An Alien Dispute
Lakker’s Containing A Thousand EP has the ability to make you feel small. The short EP plays like a four-act cosmic drama. The opening title track is like a sneak attack. All of the elements take their place. A war cry sounds as the tempo and intensity builds, everything goes quiet, and then the beat drops. The bass and mids come out from their hiding places covered in camouflage paint, twigs and leaves sticking out of their Rambo headbands as they storm the unsuspecting. The assault only lasts a few moments, but when it all goes quiet again, there’s a feeling that there have been some serious devastation.

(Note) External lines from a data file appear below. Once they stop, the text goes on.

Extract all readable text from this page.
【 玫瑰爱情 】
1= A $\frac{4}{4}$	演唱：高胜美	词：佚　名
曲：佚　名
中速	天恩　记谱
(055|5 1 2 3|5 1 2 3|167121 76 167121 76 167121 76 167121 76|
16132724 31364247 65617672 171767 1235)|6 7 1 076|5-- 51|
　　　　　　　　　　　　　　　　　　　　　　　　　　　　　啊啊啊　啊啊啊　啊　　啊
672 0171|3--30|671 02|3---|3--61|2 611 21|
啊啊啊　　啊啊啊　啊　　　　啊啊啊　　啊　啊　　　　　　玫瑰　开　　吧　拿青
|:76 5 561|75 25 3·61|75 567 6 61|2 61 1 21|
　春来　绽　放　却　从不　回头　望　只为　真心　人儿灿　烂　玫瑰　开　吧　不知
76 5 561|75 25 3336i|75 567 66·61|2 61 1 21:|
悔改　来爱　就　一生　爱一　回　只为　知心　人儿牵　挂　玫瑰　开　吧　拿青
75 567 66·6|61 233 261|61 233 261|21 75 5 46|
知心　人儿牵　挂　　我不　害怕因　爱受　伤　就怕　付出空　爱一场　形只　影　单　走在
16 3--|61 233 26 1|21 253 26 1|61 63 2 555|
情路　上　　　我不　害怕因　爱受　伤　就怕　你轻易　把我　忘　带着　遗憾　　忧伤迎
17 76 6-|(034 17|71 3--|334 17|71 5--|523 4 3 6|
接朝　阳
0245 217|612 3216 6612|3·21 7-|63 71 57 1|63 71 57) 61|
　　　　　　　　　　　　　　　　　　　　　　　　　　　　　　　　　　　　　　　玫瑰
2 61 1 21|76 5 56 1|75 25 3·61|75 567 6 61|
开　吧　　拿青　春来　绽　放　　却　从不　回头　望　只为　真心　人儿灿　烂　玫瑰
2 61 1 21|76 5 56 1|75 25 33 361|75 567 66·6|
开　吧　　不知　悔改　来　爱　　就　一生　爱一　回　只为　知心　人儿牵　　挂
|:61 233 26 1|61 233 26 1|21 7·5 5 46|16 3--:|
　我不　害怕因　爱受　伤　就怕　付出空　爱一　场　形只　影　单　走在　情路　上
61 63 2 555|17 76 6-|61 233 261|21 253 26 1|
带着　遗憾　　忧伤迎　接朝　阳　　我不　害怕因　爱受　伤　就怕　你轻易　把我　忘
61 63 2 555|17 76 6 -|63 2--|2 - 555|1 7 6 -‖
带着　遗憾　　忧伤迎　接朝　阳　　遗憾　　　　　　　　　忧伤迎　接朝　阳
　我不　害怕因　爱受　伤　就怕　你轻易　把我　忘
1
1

The following track, “Mausoleum,” walks the listener through the rubble and broken glass. The melody is relentless, like an air raid siren. Among all this destruction the steady and industrial beat driving toward rebuilding and revenge. “K’antu” takes the listener into the devastated war room. The counterattack is being meticulously planned. “K’antu” has more tribal beat than the other tracks and is the most upbeat. The plan is just about foolproof. Success is all but guaranteed.
Finally in “Thermohaline,” the warring tribes meet and fight it out. Elements similar to those in “Containing A Thousand” and “K’antu” are pitted against each other, tumbling through space, each trying to better the other. When it fades to black, it’s unsure who’s won, if anyone has.
In Lakker’s debut EP, the Irish duo have put together a delightfully cinematic sound. Their sound has the ability to consume listeners and bring them into their world. Containing A Thousand is short but expansive, intense but tender, and when it’s all over, it feels like you’ve survived something epic.